Kiyai kemudian bertanya kepada tamunya tersebut: ”Terus selama ini orang-orang awam tatacara ibadahnya mengikuti siapa jika menolak madzhab, sedangkan mereka banyak yang tidak bisa membaca al-Qur’an apalagi memahaminya...?” tanya kiyai.

Sang santri liberal menjawab: ”Kan ada lembaga majelis yang memberi fatwa yang mengeluarkan hukum-hukum dan masyarakat awam mengikuti keputusan tersebut...”, jelas santri liberal.

Kemudian kiyai bertanya balik: ”Kira-kira menurut adik lebih alim mana anggota majelis fatwa tersebut dengan Imam Syafi’iy ya...?”

Jawab santri: ”Ya tentu alim Imam Syafi’iy kiyai...” jawabnya singkat.

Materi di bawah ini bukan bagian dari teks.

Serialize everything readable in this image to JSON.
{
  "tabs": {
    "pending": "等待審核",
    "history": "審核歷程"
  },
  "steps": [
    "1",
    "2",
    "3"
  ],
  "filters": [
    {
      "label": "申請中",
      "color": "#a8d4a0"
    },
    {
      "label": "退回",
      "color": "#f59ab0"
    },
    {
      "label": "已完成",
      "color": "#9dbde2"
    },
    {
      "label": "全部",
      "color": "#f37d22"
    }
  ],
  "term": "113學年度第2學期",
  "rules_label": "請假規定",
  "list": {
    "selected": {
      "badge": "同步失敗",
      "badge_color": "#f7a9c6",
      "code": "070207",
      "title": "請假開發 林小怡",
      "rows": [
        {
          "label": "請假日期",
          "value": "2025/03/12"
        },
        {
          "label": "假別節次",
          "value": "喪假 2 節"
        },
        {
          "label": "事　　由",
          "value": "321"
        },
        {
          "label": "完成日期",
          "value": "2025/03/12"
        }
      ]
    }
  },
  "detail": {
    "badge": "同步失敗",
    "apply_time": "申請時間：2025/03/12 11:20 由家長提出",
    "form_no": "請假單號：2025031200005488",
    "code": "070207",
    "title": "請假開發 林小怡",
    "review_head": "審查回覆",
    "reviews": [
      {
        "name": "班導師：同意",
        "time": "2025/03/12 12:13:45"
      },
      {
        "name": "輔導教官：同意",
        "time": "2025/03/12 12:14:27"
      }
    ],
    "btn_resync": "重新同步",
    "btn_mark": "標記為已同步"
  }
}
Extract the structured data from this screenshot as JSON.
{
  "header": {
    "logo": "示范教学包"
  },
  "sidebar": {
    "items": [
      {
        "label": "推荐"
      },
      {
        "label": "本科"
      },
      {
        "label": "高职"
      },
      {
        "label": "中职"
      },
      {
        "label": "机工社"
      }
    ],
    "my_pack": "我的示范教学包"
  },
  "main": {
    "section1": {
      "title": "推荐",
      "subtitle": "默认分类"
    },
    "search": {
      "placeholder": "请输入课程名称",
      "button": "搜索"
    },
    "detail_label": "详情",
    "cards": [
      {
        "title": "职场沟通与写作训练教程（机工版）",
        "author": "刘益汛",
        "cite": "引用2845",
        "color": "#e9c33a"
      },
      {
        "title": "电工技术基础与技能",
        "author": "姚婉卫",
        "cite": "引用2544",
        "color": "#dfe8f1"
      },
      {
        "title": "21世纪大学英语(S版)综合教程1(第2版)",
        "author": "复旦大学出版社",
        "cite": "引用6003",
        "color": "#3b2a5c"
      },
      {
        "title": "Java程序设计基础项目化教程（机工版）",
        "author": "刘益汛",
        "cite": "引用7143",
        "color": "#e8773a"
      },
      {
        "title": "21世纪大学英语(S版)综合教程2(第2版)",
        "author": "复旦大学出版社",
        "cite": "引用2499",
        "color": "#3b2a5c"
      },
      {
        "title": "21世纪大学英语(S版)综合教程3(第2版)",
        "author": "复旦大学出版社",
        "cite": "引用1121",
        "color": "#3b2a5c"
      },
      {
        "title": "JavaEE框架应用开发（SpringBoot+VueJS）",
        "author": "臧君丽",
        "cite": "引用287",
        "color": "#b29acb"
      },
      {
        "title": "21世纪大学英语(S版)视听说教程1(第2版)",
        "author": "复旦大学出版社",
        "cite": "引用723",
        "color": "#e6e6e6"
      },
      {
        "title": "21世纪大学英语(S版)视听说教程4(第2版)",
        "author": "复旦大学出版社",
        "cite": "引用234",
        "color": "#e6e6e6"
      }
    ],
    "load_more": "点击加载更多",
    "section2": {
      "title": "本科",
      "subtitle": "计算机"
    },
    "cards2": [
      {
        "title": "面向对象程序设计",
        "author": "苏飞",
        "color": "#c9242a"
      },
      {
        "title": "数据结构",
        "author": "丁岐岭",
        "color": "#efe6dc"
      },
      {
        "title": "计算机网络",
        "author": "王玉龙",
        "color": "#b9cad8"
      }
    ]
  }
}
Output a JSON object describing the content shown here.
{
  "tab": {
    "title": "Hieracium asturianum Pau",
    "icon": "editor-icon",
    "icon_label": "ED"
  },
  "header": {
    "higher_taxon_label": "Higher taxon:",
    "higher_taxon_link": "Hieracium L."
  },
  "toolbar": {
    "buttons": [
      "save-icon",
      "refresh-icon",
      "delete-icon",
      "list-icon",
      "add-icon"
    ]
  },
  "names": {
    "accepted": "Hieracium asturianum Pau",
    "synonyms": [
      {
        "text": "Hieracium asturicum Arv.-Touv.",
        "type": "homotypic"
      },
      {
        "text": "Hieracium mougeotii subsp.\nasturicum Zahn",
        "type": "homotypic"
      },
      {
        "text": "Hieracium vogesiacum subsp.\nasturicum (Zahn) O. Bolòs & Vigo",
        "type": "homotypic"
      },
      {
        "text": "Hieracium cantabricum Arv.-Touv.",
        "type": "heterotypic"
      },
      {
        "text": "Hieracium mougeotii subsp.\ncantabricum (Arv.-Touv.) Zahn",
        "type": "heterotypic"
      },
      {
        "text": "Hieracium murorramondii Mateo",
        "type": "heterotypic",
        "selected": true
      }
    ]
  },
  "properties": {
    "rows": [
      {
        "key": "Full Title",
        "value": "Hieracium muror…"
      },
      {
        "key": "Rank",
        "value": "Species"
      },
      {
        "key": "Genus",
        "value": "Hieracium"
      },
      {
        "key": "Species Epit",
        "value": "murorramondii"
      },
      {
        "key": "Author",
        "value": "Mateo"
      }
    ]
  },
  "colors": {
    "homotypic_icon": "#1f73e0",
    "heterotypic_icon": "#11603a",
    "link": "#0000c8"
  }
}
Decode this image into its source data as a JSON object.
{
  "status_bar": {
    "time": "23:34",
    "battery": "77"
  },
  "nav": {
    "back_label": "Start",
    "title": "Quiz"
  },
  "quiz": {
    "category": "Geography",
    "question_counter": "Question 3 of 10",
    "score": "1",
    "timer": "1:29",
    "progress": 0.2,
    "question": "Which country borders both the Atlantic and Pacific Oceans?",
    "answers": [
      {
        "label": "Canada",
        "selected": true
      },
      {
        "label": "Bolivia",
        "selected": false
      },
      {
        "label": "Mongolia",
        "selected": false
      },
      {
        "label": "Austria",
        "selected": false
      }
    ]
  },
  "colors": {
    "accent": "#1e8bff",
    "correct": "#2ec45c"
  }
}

Kiyai kembali menjawab: ”Itulah sebabnya kami bermadzhab dengan madzhabnya Imam Syafi’iy atau 3 Imam madzhab lainnya dan tidak langsung mengambil dari al-Qur’an dan hadits ”

”Oh begitu masuk akal juga ya kiyai...” jawab santri liberal ini. Tamu yang lulusan Timur Tengah itu setelah tidak berkutik dengan kiyai kampung, akhirnya minta izin untuk pulang dan kiyai itu mengantarkan sampai pintu pagar.